Participants’ prototypes also included some novel approaches to search, including search personalization, machine-driven discovery, and mapping both the physical and temporal context of topics.

How We Did It

Recruiting interviewees

In Fall 2019, we sent out a screening survey to a sample of the student population who had already opted in to participating in library user research. We selected eight respondents at varying stages of their academic career, from first-year to PhD student, whose projects were varied in terms of topic and outcome.

Participants' projects included a VR experience about climate change, a short documentary video about infrastructure challenges, and intense archival research about building histories.

Note: we also interviewed one faculty member, while the findings from her interviews were valuable, they are too specific for her project to include here.


We met with each participant twice. First, we conducted a 45-minute, semi-structured interview with each participant. Our approach was one of broad curiosity: we wanted to know about the whole ecosystem of their research workflow. We did not ask questions limited to the scope of Libraries’ spaces and services. We drilled down into questions about tools, such as citation management systems and the cameras they used for media projects. 

The second interview, which took place at least two weeks later, had two parts. We began with a 15-minute chat about the progress of the project. Then we transitioned to a 30-minute paper prototyping session, in which the participant was invited to create their own prototypes using printed-out user interface elements (e.g., dropdown menus and search bars).

Participatory paper prototyping gives users the tools to create their own low-tech design solution to a given prompt.

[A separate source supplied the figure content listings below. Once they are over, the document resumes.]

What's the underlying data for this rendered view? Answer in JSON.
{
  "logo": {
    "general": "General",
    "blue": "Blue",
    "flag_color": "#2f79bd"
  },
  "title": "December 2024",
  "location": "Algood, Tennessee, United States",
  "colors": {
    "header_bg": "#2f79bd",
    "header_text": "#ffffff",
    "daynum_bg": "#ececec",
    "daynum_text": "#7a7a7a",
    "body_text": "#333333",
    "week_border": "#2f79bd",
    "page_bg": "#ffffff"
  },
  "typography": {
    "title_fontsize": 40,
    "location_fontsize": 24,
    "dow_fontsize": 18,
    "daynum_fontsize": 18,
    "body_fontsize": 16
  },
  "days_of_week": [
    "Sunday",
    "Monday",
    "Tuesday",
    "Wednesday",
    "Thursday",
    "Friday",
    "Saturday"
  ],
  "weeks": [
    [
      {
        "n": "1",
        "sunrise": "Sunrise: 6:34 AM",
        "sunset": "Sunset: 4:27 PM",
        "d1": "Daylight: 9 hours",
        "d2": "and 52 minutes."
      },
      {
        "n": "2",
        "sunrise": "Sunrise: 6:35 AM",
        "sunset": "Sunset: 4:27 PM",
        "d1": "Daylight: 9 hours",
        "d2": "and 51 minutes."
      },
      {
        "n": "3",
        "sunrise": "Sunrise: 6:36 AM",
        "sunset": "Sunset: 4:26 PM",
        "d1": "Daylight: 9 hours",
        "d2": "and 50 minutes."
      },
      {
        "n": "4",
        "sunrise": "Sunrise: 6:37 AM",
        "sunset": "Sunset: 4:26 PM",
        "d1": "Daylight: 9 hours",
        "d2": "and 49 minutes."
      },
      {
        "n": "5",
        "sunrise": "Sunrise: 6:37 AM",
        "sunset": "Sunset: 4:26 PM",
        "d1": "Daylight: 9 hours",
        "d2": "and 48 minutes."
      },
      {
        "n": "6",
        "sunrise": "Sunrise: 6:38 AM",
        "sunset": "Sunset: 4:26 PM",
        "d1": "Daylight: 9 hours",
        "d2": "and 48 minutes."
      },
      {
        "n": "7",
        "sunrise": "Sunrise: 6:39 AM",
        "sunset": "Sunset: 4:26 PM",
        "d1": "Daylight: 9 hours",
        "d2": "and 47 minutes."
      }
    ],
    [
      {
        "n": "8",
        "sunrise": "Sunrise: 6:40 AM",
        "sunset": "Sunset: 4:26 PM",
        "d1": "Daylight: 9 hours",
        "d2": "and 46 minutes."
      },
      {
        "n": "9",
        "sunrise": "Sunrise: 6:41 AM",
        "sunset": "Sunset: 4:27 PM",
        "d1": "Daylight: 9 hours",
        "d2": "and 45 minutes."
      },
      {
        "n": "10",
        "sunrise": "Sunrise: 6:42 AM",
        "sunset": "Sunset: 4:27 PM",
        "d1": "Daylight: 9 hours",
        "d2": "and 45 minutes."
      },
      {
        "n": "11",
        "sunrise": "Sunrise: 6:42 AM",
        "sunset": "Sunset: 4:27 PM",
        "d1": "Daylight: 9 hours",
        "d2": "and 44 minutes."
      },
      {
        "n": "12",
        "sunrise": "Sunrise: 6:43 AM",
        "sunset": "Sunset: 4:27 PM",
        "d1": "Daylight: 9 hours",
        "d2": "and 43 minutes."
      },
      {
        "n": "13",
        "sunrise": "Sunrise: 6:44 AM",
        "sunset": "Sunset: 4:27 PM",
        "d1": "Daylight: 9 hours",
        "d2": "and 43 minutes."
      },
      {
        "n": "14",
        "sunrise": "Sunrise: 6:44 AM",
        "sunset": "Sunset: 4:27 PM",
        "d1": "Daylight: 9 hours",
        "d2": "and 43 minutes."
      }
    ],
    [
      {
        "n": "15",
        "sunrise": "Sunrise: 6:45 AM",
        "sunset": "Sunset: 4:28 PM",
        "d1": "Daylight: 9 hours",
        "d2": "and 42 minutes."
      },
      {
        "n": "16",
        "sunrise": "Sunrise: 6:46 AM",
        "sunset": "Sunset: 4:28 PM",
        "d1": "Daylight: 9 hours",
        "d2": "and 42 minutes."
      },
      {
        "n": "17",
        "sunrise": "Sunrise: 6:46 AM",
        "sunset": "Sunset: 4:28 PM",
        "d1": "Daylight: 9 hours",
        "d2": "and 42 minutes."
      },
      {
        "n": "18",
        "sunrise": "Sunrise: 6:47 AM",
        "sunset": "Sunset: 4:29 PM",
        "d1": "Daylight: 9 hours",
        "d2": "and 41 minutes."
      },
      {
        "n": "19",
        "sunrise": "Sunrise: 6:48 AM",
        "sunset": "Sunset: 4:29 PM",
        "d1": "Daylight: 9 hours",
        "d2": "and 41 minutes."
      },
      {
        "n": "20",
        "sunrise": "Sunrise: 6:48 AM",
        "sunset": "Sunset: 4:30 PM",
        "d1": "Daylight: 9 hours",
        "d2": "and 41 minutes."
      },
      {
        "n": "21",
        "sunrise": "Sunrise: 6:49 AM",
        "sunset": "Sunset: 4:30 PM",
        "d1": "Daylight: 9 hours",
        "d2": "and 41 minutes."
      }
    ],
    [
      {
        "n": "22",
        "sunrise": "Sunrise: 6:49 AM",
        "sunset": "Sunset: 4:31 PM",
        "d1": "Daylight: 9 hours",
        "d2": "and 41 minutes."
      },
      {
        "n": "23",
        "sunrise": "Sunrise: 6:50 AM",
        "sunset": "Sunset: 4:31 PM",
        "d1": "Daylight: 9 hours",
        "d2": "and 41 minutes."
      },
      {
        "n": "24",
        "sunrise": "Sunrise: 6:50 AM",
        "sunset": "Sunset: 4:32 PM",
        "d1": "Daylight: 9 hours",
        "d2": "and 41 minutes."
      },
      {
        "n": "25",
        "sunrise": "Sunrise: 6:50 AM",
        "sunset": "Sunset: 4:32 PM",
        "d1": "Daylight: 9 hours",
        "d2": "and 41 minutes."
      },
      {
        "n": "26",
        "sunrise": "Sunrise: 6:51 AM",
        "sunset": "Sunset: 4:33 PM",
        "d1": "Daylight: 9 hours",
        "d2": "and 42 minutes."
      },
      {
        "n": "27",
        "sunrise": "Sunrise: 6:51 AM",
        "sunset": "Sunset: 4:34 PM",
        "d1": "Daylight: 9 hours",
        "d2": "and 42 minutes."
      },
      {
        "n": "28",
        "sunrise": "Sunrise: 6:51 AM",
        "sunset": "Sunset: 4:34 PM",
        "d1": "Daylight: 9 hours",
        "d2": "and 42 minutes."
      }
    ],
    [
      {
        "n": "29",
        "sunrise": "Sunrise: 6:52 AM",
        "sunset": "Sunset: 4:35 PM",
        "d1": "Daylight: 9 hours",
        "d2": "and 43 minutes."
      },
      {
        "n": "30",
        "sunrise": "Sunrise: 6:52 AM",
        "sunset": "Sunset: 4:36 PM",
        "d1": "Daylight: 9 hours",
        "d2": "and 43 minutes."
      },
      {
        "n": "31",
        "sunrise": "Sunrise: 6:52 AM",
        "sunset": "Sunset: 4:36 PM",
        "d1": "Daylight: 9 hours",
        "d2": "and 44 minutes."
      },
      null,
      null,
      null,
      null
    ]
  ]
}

It’s a creative alternative or supplement to user interviews. The goal of this user research method is to uncover user needs and priorities. (The design of these paper prototypes is incidental. We did not analyze prototype layout choices.)

Table with a large notepad and envelopes containing user interface elements
Participants were given a large notepad, markers, tape, and envelopes containing user interface elements on paper, such as calendars and dropdown menus

We gave participants a list of eight prompts to choose from, including, “Make a starter kit for another student who wants to do your project.” We encouraged participants to think creatively, such as designing services that don't currently exist. 

Participants designed 1–3 prototypes each. As they put the prototypes together, interviewers asked follow-up questions and took notes about the workflow represented by the prototype's layout.

Large paper prototypes hung on a wall
One participatory paper prototype


We analyzed and coded the interviews to ascertain the most frequently-mentioned needs. To analyze the prototypes, we organized a gallery walk for the project team, where we collaboratively conducted a needs analysis. We used sticky notes to mark surprising features, user assumptions, and other things that struck us about the prototypes. Finally, we organized the sticky notes into groups though affinity mapping. From the interview coding and prototype affinity mapping, we derived the major user needs.

Over a dozen paper prototypes covered with colorful sticky notes
All paper prototypes, along with the sticky notes we used to annotate them

This user research was undertaken as part of Aligning Discovery and the User Journey, an ongoing project that seeks to revise our conceptual model and mechanisms for web discovery to better align with users' information-seeking behavior.